Bulan ini, tepat setahun duet Jokowi-Ahok, memimpin
ibu kota. Sejak resmi menjabat, tepatnya 15 Oktober 2013, tak ada masa
bulan madu bagi mereka, karena setumpuk pekerjaan sudah menanti. Jokowi
dengan gaya blusukannya, dan Ahok dengan gayanya yang tegas, langsung
tancap gas membenahi sejumlah persoalan di ibu kota.
Banyak pihak
menaruh harapan Jakarta bisa sukses dipimpin keduanya, sebagaimana
slogan dalam kampanyenya kala itu, Jakarta Baru. Namun, tidak sedikit
juga yang meragukan keduanya bisa sukses memimpin di tengah kerasnya ibu
kota. Maklum keduanya merupakan orang baru di birokrasi Pemprov DKI.

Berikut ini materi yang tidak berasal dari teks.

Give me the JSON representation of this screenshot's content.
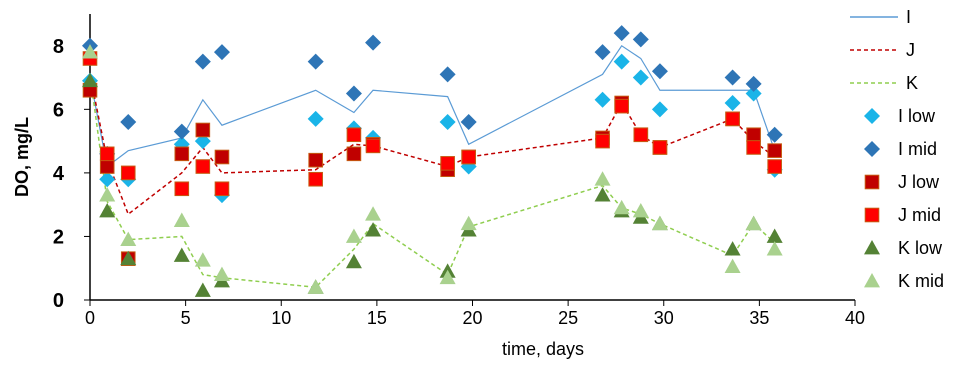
{
  "chart_data": {
    "type": "scatter",
    "title": "",
    "xlabel": "time, days",
    "ylabel": "DO, mg/L",
    "xlim": [
      0,
      40
    ],
    "ylim": [
      0,
      9
    ],
    "xticks": [
      0,
      5,
      10,
      15,
      20,
      25,
      30,
      35,
      40
    ],
    "yticks": [
      0,
      2,
      4,
      6,
      8
    ],
    "legend_position": "right",
    "grid": false,
    "series": [
      {
        "name": "I",
        "kind": "line",
        "style": "solid",
        "color": "#5b9bd5",
        "x": [
          0,
          0.9,
          2,
          4.8,
          5.9,
          6.9,
          11.8,
          13.8,
          14.8,
          18.7,
          19.8,
          26.8,
          27.8,
          28.8,
          29.8,
          33.6,
          34.7,
          35.8
        ],
        "y": [
          7.0,
          4.2,
          4.7,
          5.1,
          6.3,
          5.5,
          6.6,
          5.9,
          6.6,
          6.4,
          4.9,
          7.1,
          8.0,
          7.6,
          6.6,
          6.6,
          6.6,
          4.7
        ]
      },
      {
        "name": "J",
        "kind": "line",
        "style": "dashed",
        "color": "#c00000",
        "x": [
          0,
          0.9,
          2,
          4.8,
          5.9,
          6.9,
          11.8,
          13.8,
          14.8,
          18.7,
          19.8,
          26.8,
          27.8,
          28.8,
          29.8,
          33.6,
          34.7,
          35.8
        ],
        "y": [
          7.1,
          4.4,
          2.7,
          4.0,
          4.8,
          4.0,
          4.1,
          4.9,
          4.85,
          4.2,
          4.5,
          5.1,
          6.2,
          5.2,
          4.8,
          5.7,
          5.0,
          4.5
        ]
      },
      {
        "name": "K",
        "kind": "line",
        "style": "dashed",
        "color": "#8fce4f",
        "x": [
          0,
          0.9,
          2,
          4.8,
          5.9,
          6.9,
          11.8,
          13.8,
          14.8,
          18.7,
          19.8,
          26.8,
          27.8,
          28.8,
          29.8,
          33.6,
          34.7,
          35.8
        ],
        "y": [
          7.1,
          3.1,
          1.9,
          2.0,
          0.8,
          0.7,
          0.4,
          1.6,
          2.4,
          0.8,
          2.3,
          3.6,
          2.9,
          2.7,
          2.4,
          1.4,
          2.4,
          1.8
        ]
      },
      {
        "name": "I low",
        "kind": "marker",
        "marker": "diamond",
        "color": "#1ab4e8",
        "x": [
          0,
          0.9,
          2,
          4.8,
          5.9,
          6.9,
          11.8,
          13.8,
          14.8,
          18.7,
          19.8,
          26.8,
          27.8,
          28.8,
          29.8,
          33.6,
          34.7,
          35.8
        ],
        "y": [
          6.9,
          3.8,
          3.8,
          4.9,
          5.0,
          3.3,
          5.7,
          5.4,
          5.1,
          5.6,
          4.2,
          6.3,
          7.5,
          7.0,
          6.0,
          6.2,
          6.5,
          4.1
        ]
      },
      {
        "name": "I mid",
        "kind": "marker",
        "marker": "diamond",
        "color": "#2e75b6",
        "x": [
          0,
          0.9,
          2,
          4.8,
          5.9,
          6.9,
          11.8,
          13.8,
          14.8,
          18.7,
          19.8,
          26.8,
          27.8,
          28.8,
          29.8,
          33.6,
          34.7,
          35.8
        ],
        "y": [
          8.0,
          4.6,
          5.6,
          5.3,
          7.5,
          7.8,
          7.5,
          6.5,
          8.1,
          7.1,
          5.6,
          7.8,
          8.4,
          8.2,
          7.2,
          7.0,
          6.8,
          5.2
        ]
      },
      {
        "name": "J low",
        "kind": "marker",
        "marker": "square",
        "color": "#c00000",
        "x": [
          0,
          0.9,
          2,
          4.8,
          5.9,
          6.9,
          11.8,
          13.8,
          14.8,
          18.7,
          19.8,
          26.8,
          27.8,
          28.8,
          29.8,
          33.6,
          34.7,
          35.8
        ],
        "y": [
          6.6,
          4.2,
          1.3,
          4.6,
          5.35,
          4.5,
          4.4,
          4.6,
          4.9,
          4.1,
          4.5,
          5.1,
          6.2,
          5.2,
          4.8,
          5.7,
          5.2,
          4.7
        ]
      },
      {
        "name": "J mid",
        "kind": "marker",
        "marker": "square",
        "color": "#ff0000",
        "x": [
          0,
          0.9,
          2,
          4.8,
          5.9,
          6.9,
          11.8,
          13.8,
          14.8,
          18.7,
          19.8,
          26.8,
          27.8,
          28.8,
          29.8,
          33.6,
          34.7,
          35.8
        ],
        "y": [
          7.6,
          4.6,
          4.0,
          3.5,
          4.2,
          3.5,
          3.8,
          5.2,
          4.85,
          4.3,
          4.5,
          5.0,
          6.1,
          5.2,
          4.8,
          5.7,
          4.8,
          4.2
        ]
      },
      {
        "name": "K low",
        "kind": "marker",
        "marker": "triangle",
        "color": "#548235",
        "x": [
          0,
          0.9,
          2,
          4.8,
          5.9,
          6.9,
          11.8,
          13.8,
          14.8,
          18.7,
          19.8,
          26.8,
          27.8,
          28.8,
          29.8,
          33.6,
          34.7,
          35.8
        ],
        "y": [
          6.9,
          2.8,
          1.3,
          1.4,
          0.3,
          0.6,
          0.4,
          1.2,
          2.2,
          0.9,
          2.2,
          3.3,
          2.8,
          2.6,
          2.4,
          1.6,
          2.4,
          2.0
        ]
      },
      {
        "name": "K mid",
        "kind": "marker",
        "marker": "triangle",
        "color": "#a9d18e",
        "x": [
          0,
          0.9,
          2,
          4.8,
          5.9,
          6.9,
          11.8,
          13.8,
          14.8,
          18.7,
          19.8,
          26.8,
          27.8,
          28.8,
          29.8,
          33.6,
          34.7,
          35.8
        ],
        "y": [
          7.8,
          3.3,
          1.9,
          2.5,
          1.25,
          0.8,
          0.4,
          2.0,
          2.7,
          0.7,
          2.4,
          3.8,
          2.9,
          2.8,
          2.4,
          1.05,
          2.4,
          1.6
        ]
      }
    ]
  }
}
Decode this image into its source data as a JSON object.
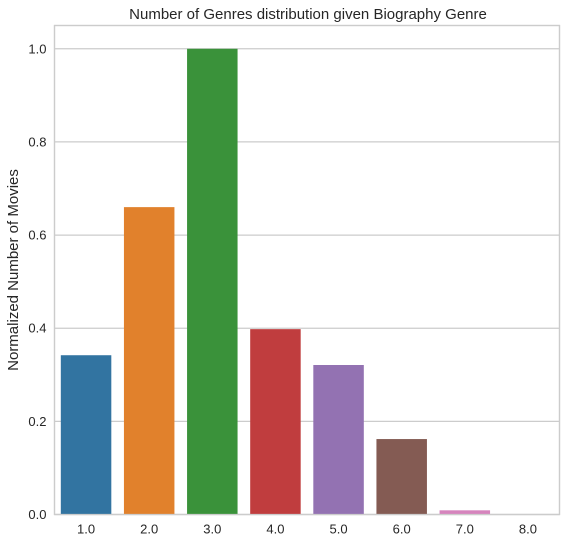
{
  "chart_data": {
    "type": "bar",
    "title": "Number of Genres distribution given Biography Genre",
    "xlabel": "",
    "ylabel": "Normalized Number of Movies",
    "categories": [
      "1.0",
      "2.0",
      "3.0",
      "4.0",
      "5.0",
      "6.0",
      "7.0",
      "8.0"
    ],
    "values": [
      0.342,
      0.66,
      1.0,
      0.398,
      0.321,
      0.162,
      0.009,
      0.001
    ],
    "colors": [
      "#3274a1",
      "#e1812c",
      "#3a923a",
      "#c03d3e",
      "#9372b2",
      "#845b53",
      "#d684bd",
      "#7f7f7f"
    ],
    "ylim": [
      0,
      1.05
    ],
    "yticks": [
      0.0,
      0.2,
      0.4,
      0.6,
      0.8,
      1.0
    ],
    "ytick_labels": [
      "0.0",
      "0.2",
      "0.4",
      "0.6",
      "0.8",
      "1.0"
    ],
    "grid": "horizontal",
    "style": "whitegrid",
    "legend": "none"
  }
}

Meski bekal keduanya dibilang lebih dari cukup. Jokowi sebelum dilantik
jadi gubernur, merupakan Walikota Surakarta. Sedangkan Ahok, sebelum menjadi anggota DPR, adalah Bupati Belitung Timur.
Namun,
semua keraguan itu perlahan mulai dijawab Jokowi-Ahok. Sejumlah
persoalan yang sebelumnya mustahil bisa dilakukan Pemprov DKI Jakarta,
ternyata sukses di tangan Jokowi-Ahok. Kemajuan yang sangat cepat ini seperti terjadi di negeri dongeng saja.
Kondisi Waduk Pluit yang
dangkal dengan deretan rumah kumuh, berhasil disulap Pemprov DKI tidak
hanya menjadi tempat tampungan air yang memadai, tapi kini juga sudah
seperti tempat wisata yang kini dijadikan warga untuk interaksi sosial.
Padahal, di lokasi Waduk Pluit, Penjaringan, dulu banyak penghuni rumah
liar yang menolak ditertibkan. Namun, berkat pendekatan persuasif
Jokowi, Pemprov DKI bisa menormalisasi waduk tanpa perlu ada pertumpahan
darah.
Begitu pun Blok G Tanah Abang, yang dulu sepi tak
terurus, kini menjadi tempat penampungan pedagang kaki lima (PKL) yang
nyaman. Akses sekitar kawasan Tanah Abang, yang biasa macet karena
keberadaan PKL, kini menjadi lebih bersih dan tertib. Keberhasilan
menata PKL di Tanah Abang, juga coba diwujudkan Jokowi di kawasan Pasar
Minggu, Jakarta Selatan, dan Pasar Gembrong, Jakarta Timur. Apresiasi
atas kerja keras, Jokowi-Ahok pun berdatangan. Tidak hanya dari warga
Jakarta, tapi juga dari kalangan akademisi. Bahkan, Duta Besar Amerika
Serikat untuk Indonesia, Scot Marciel, mengaku kagum dengan cara Jokowi
menyampaikan sosialisasi kepada warga secara langsung. Cara Jokowi
menurutnya bisa menjadi contoh untuk diaplikasikan di negaranya.
Pengamat
perkotaan Universitas Trisakti, Nirwono Yoga mengatakan, satu tahun
masa kepemimpinan Jokowi-Ahok ia memberikan nilai 6,5-7 atau cukup. Ia
melihat plus minus dalam duet kepemimpinan tersebut. Tapi,
Jokowi-Ahok tidak boleh berpuas diri, karena menurutnya masih banyak
pekerjaan rumah yang harus diselesaikan.
"Dalam kepemimpinan Jokowi-Ahok ada plus minus yang menjadi catatan," kata Nirwono, beberapa waktu lalu.
Ia
menyebutkan untuk kelebihannya yakni pertama untuk penataan PKL yang
dianggap cukup sukses, seperti di Pasar Tanah Abang, Pasar Minggu, Pasar
Jatinegara, dan Pasar Gembrong. Terlebih Jokowi juga memberikan tempat
bagi PKL untuk mengembangkan usahanya dengan menggelar Kaki Lima Night
Market setiap Sabtu malam.
Ia juga memberi poin Jokowi yang
sukses menata PKL Tanah Abang. Semua keraguan berbagai pihak, ternyata
dapat terjawab hanya dalam waktu sekitar satu bulan. Kini PKL yang biasa
berdagang di badan jalan mau direlokasi ke Pasar Blok G Tanah Abang.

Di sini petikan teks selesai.